With summer well under way, many of you, especially those in areas where the weather is more adverse during the winter months, may be undertaking some of those long-overdue projects around the house.
But the cost of some larger projects like additions or remodels may prevent them from getting done.
The good news is that even with more conservative mortgage lending guidelines, using equity in your home to complete some projects could be a great idea.
Following are a few reasons why.
In the face of credit card interest rates that are at astronomical levels, tapping into a source of funding that can offer much lower rates, and interest that may be tax deductible to boot, makes a lot of sense.
Check with your tax professional for more details about your specific situation.
Home equity products come in two main types: home equity lines of credit and home equity loans.
Home equity loans, the more widely used of the two, are often of the variable-rate type and come in interest-only and amortized versions.
Rates on variable-rate loans are usually based on some economic indicator such as the prime rate.

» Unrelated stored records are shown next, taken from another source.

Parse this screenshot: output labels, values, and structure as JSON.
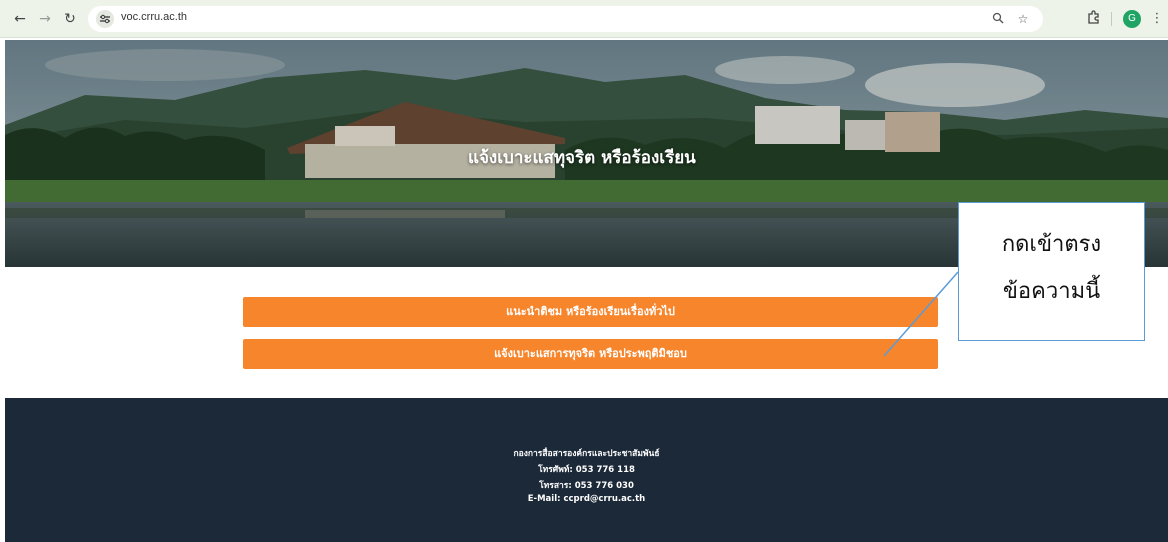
{
  "browser": {
    "url": "voc.crru.ac.th",
    "profile_initial": "G"
  },
  "hero": {
    "title": "แจ้งเบาะแสทุจริต หรือร้องเรียน"
  },
  "buttons": {
    "general": "แนะนำติชม หรือร้องเรียนเรื่องทั่วไป",
    "corruption": "แจ้งเบาะแสการทุจริต หรือประพฤติมิชอบ"
  },
  "callout": {
    "line1": "กดเข้าตรง",
    "line2": "ข้อความนี้"
  },
  "footer": {
    "org": "กองการสื่อสารองค์กรและประชาสัมพันธ์",
    "phone": "โทรศัพท์: 053 776 118",
    "fax": "โทรสาร: 053 776 030",
    "email": "E-Mail: ccprd@crru.ac.th"
  },
  "colors": {
    "button": "#f7852c",
    "footer": "#1c2939",
    "callout_border": "#5b9bd5"
  }
}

With prime being at a historical low at this time, borrowing money for projects has never been as inexpensive as it is right now.
Home equity loans usually come with higher rates and require principal repayment each month.
Even though many homeowners may now have less equity in their homes than they used to in years past, they still have a great resource to draw on.
All in all, home equity products are a great way to go, considering some of the benefits that they offer, and should be at least looked into when considering a funding source for your next project.